Or, la DAE fait face, dans cette démarche, à un certain nombre de difficultés : « C'est un sujet complexe, car le turnover n'est pas négligeable dans ces métiers ; il faut alors former les nouveaux entrants. En outre, il n'existe ni formation initiale [de telles formations existent bel et bien, cf. infra] ni corps spécifique pour les fonctions d'achat. Dans ce domaine, la professionnalisation des agents publics se fait non pas au début, mais en cours de carrière. Nous nous efforçons de leur proposer une offre de formation continue, même si c'est parfois complexe à organiser : il faut du temps, des crédits et les formations de quelques demi-journées ou quelques jours ne sont pas l'équivalent d'une formation de plusieurs mois »745(*).
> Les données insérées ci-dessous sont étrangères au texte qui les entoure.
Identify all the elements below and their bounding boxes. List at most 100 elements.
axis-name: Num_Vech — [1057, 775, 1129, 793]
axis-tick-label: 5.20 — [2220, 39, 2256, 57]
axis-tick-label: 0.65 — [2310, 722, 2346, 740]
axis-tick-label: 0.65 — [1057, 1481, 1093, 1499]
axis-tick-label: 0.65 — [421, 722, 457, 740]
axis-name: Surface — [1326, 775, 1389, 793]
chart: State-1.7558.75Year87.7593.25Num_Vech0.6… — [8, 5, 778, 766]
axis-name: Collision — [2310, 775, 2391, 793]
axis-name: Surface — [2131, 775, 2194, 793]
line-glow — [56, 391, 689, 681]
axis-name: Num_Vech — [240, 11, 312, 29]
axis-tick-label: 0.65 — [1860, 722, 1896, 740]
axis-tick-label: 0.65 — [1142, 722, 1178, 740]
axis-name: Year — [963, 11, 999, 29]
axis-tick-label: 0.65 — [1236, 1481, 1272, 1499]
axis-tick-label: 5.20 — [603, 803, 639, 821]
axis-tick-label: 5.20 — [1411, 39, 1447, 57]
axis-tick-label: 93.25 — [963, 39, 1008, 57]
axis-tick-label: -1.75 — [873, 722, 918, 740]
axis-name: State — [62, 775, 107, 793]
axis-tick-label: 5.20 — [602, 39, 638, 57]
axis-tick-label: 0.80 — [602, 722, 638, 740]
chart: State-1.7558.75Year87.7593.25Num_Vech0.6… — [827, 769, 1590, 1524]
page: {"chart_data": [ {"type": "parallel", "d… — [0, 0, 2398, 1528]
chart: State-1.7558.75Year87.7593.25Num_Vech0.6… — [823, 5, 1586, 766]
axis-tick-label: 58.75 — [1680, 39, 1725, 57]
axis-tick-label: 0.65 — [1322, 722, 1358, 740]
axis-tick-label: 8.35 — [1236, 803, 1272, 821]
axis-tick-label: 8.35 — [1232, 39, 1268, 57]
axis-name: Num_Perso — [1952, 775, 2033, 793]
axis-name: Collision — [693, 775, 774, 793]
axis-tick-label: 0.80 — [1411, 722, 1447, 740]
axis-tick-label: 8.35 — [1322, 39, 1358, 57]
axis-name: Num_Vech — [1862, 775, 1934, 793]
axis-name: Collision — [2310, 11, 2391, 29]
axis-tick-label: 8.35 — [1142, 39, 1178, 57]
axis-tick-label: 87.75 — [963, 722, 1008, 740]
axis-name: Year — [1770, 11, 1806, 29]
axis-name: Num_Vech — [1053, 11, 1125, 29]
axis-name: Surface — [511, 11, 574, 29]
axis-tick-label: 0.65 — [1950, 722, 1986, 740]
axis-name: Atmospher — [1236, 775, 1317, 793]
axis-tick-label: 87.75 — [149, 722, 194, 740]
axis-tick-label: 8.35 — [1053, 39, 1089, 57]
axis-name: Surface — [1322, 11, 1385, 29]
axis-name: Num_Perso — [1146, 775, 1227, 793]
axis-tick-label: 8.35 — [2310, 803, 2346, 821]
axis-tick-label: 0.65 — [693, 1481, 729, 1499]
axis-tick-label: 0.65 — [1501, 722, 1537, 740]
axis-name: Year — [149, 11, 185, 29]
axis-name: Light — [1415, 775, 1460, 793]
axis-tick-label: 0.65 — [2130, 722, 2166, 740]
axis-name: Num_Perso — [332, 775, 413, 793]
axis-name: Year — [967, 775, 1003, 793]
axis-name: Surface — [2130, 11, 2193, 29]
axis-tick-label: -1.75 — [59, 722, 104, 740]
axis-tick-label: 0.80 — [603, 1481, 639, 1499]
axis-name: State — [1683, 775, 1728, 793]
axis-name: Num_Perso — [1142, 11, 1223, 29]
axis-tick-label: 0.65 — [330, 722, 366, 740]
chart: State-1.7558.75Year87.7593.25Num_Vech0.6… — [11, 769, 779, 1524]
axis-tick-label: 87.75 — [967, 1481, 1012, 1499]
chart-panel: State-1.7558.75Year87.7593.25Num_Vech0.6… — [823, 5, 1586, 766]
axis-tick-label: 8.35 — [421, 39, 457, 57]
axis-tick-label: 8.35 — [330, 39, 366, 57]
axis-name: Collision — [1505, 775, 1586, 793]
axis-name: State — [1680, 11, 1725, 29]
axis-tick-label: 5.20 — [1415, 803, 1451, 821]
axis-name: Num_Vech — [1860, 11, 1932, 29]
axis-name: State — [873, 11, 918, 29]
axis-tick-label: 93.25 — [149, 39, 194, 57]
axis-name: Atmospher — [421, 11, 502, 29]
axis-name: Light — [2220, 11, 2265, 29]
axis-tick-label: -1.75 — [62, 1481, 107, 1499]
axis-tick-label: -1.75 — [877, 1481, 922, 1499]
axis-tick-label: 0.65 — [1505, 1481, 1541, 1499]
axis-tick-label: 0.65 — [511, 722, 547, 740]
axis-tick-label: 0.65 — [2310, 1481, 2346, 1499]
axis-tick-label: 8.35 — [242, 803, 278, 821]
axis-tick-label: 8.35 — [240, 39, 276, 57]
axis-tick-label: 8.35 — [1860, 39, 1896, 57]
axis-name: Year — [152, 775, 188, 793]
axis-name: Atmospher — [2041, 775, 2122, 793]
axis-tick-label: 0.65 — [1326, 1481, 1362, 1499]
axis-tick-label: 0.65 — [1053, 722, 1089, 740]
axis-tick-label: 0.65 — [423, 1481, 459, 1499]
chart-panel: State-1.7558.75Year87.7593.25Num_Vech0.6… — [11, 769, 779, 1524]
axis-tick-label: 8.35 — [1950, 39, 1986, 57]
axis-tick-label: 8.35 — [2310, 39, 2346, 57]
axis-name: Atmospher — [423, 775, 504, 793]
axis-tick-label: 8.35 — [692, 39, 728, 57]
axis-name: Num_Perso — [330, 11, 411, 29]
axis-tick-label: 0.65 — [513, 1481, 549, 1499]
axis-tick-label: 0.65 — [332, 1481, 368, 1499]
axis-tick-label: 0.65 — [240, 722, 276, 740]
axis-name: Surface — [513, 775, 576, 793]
La stratégie de formation des acteurs de la fonction achat de l'État
Il revient à la DAE de définir et de mettre en oeuvre la stratégie de formation des acteurs de la fonction achat de l'État et de ses établissements publics, qui fait l'objet de bilans réguliers lors du comité des achats de l'État.
En tant que chef de file de la filière des métiers « Achats publics », la DAE participe aux travaux interministériels pilotés par la direction générale de l'administration et de la fonction publique (DGAFP) sur la formation professionnelle des agents de la fonction publique de l'État, comme le schéma directeur de la formation professionnelle tout au long de la vie des agents 2024-2027 et la publication du répertoire des métiers de la fonction publique (RMFP).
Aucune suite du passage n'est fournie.